“Chalkboard” Lettering Photoshop Tutorial

Recently, a friend asked how to create a custom chalkboard-look print for framing. She wanted to make a “where we’ve lived” keepsake that has the hand-made look of chalk art without the mess. Here’s an easy way to achieve the effect if you know a little about Photoshop but are intimidated by lettering.

Create a new document in Photoshop. Mine is 1200x1200 pixels. Fill the document with dark grey. I used #1e2228 (R: 30, G: 24, B: 40). This becomes your background layer.

TMI: Keep in mind that your document should be sized appropriately for your final output. If you are making an image for the web or email, use pixel measurements and a resolution of 72. For a printed document, use inches (or centimeters) and a resolution of 300. RGB color mode is fine while you work, but printed documents may require changing the mode to CMYK as a last step. Ask your production facility or printer for details. 

Copy and paste an image you want to trace, which creates a new layer. For best results, use a gif or png file with a transparent background. Resize the image as desired. 

Create a new layer. This becomes your chalk outline layer. Pick a "chalk"-like brush. Mine is "Pastel on Charcoal Paper." The default size is 63, but mine is 15. Trace the image.

Hide the layer with the image you traced, and repeat steps 3 and 4 for any other shapes. You also can do this with text by typing a word, choosing a typeface, and tracing it on a layer above.

Add some freehand embellishments and hand-lettering.

For a more realistic look, "erase" some chalk: With the eraser tool selected, specify the "Dry Brush Tip Light Flow" brush and set the size to 60. Make sure the opacity is 100%. Sparingly delete areas to mimic an erased chalkboard.
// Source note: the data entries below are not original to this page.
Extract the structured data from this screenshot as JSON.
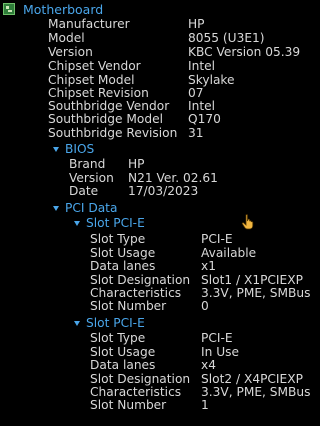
{
  "motherboard": {
    "title": "Motherboard",
    "icon": "motherboard-icon",
    "fields": [
      {
        "label": "Manufacturer",
        "value": "HP"
      },
      {
        "label": "Model",
        "value": "8055 (U3E1)"
      },
      {
        "label": "Version",
        "value": "KBC Version 05.39"
      },
      {
        "label": "Chipset Vendor",
        "value": "Intel"
      },
      {
        "label": "Chipset Model",
        "value": "Skylake"
      },
      {
        "label": "Chipset Revision",
        "value": "07"
      },
      {
        "label": "Southbridge Vendor",
        "value": "Intel"
      },
      {
        "label": "Southbridge Model",
        "value": "Q170"
      },
      {
        "label": "Southbridge Revision",
        "value": "31"
      }
    ]
  },
  "bios": {
    "title": "BIOS",
    "fields": [
      {
        "label": "Brand",
        "value": "HP"
      },
      {
        "label": "Version",
        "value": "N21 Ver. 02.61"
      },
      {
        "label": "Date",
        "value": "17/03/2023"
      }
    ]
  },
  "pci": {
    "title": "PCI Data",
    "slots": [
      {
        "title": "Slot PCI-E",
        "fields": [
          {
            "label": "Slot Type",
            "value": "PCI-E"
          },
          {
            "label": "Slot Usage",
            "value": "Available"
          },
          {
            "label": "Data lanes",
            "value": "x1"
          },
          {
            "label": "Slot Designation",
            "value": "Slot1 / X1PCIEXP"
          },
          {
            "label": "Characteristics",
            "value": "3.3V, PME, SMBus"
          },
          {
            "label": "Slot Number",
            "value": "0"
          }
        ]
      },
      {
        "title": "Slot PCI-E",
        "fields": [
          {
            "label": "Slot Type",
            "value": "PCI-E"
          },
          {
            "label": "Slot Usage",
            "value": "In Use"
          },
          {
            "label": "Data lanes",
            "value": "x4"
          },
          {
            "label": "Slot Designation",
            "value": "Slot2 / X4PCIEXP"
          },
          {
            "label": "Characteristics",
            "value": "3.3V, PME, SMBus"
          },
          {
            "label": "Slot Number",
            "value": "1"
          }
        ]
      }
    ]
  },
  "colors": {
    "background": "#000000",
    "text": "#d8d8d8",
    "accent": "#4aa6ea"
  }
}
Save and enjoy. To create a file to use on the web, go to File > Save for Web. Specify the desired size and format, then click Save. This generates a flat file (with no layers), ideal for web use. To create something adequate for printing or other production, flatten the file and Save As... a tif, jpg, or png. For more details of web versus print output, see "Understanding DPI, Resolution and Print v. Web Images” at Vsellis.